Often a dermatologist may be able to simply look at your child’s moles and tell you if they look worrisome. If the dermatologist is not concerned about the look of your child’s moles at the appointment, he or she may measure some moles and take some photos that will allow the moles to be watched for future changes.

If a mole is getting irritated frequently, bleeding, difficult to watch due to location or dark color, atypical in appearance or worrisome, the dermatologist may perform a skin biopsy. A skin biopsy is a procedure that involves removing the mole so that it can be looked at under a microscope.  

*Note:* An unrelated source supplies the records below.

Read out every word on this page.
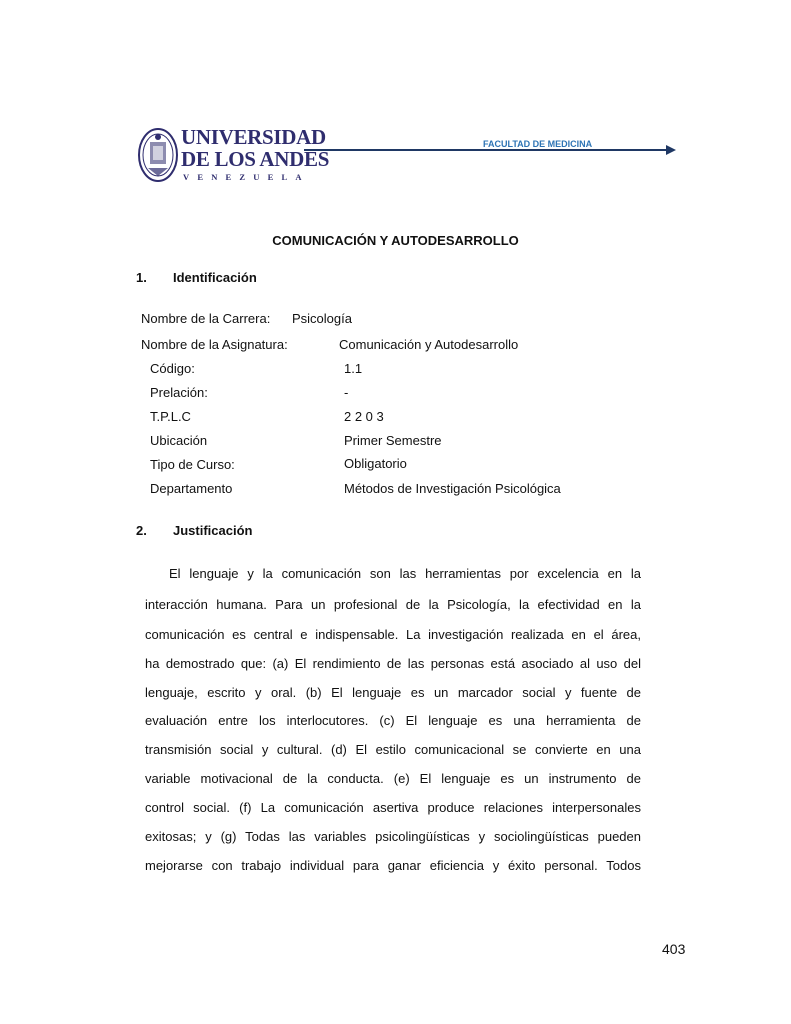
UNIVERSIDAD
DE LOS ANDES
VENEZUELA
FACULTAD DE MEDICINA
COMUNICACIÓN Y AUTODESARROLLO
1. Identificación
Nombre de la Carrera: Psicología
Nombre de la Asignatura:	Comunicación y Autodesarrollo
Código:	1.1
Prelación:	-
T.P.L.C	2 2 0 3
Ubicación	Primer Semestre
Tipo de Curso:	Obligatorio
Departamento	Métodos de Investigación Psicológica
2. Justificación
El lenguaje y la comunicación son las herramientas por excelencia en la
interacción humana. Para un profesional de la Psicología, la efectividad en la
comunicación es central e indispensable. La investigación realizada en el área,
ha demostrado que: (a) El rendimiento de las personas está asociado al uso del
lenguaje, escrito y oral. (b) El lenguaje es un marcador social y fuente de
evaluación entre los interlocutores. (c) El lenguaje es una herramienta de
transmisión social y cultural. (d) El estilo comunicacional se convierte en una
variable motivacional de la conducta. (e) El lenguaje es un instrumento de
control social. (f) La comunicación asertiva produce relaciones interpersonales
exitosas; y (g) Todas las variables psicolingüísticas y sociolingüísticas pueden
mejorarse con trabajo individual para ganar eficiencia y éxito personal. Todos
403
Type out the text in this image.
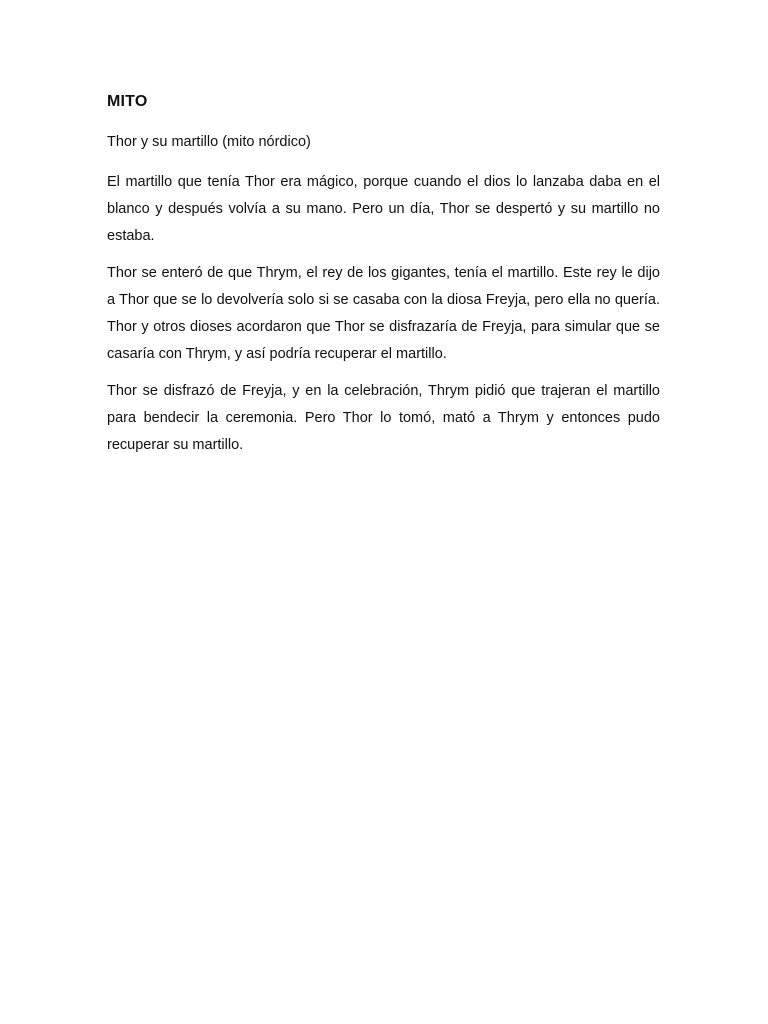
MITO

Thor y su martillo (mito nórdico)

El martillo que tenía Thor era mágico, porque cuando el dios lo lanzaba daba en el blanco y después volvía a su mano. Pero un día, Thor se despertó y su martillo no estaba.

Thor se enteró de que Thrym, el rey de los gigantes, tenía el martillo. Este rey le dijo a Thor que se lo devolvería solo si se casaba con la diosa Freyja, pero ella no quería. Thor y otros dioses acordaron que Thor se disfrazaría de Freyja, para simular que se casaría con Thrym, y así podría recuperar el martillo.

Thor se disfrazó de Freyja, y en la celebración, Thrym pidió que trajeran el martillo para bendecir la ceremonia. Pero Thor lo tomó, mató a Thrym y entonces pudo recuperar su martillo.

There are many ways used to remove moles. The method your doctor will choose depends on the age of your child, the location of the mole, the size of the mole and the amount of concern for skin cancer. Generally, removing moles in the dermatologist’s office is a simple and safe procedure that can be done with local anesthesia.   

Prevention

You can do some things to prevent moles from becoming cancerous:

  • Try to keep your child out of the sun for long periods of time to avoid severe sunburns. The sun is especially dangerous between 10:00 am and 4:00 pm.
  • Use a broad spectrum, water-resistant sun block lotion with an SPF of 30 or greater. A broad spectrum lotion blocks both UVA and UVB rays from the sun. Re-apply sunscreen to your child at least every 2 hours and after he swims or sweats.
  • Take advantage of shade whenever possible. Have your child wear a broad-brimmed hat, sunglasses and protective clothing when outdoors.
  • Do not let your child use tanning beds.
  • Check the moles on your child’s body, limbs and face regularly and call the doctor if you notice any changes.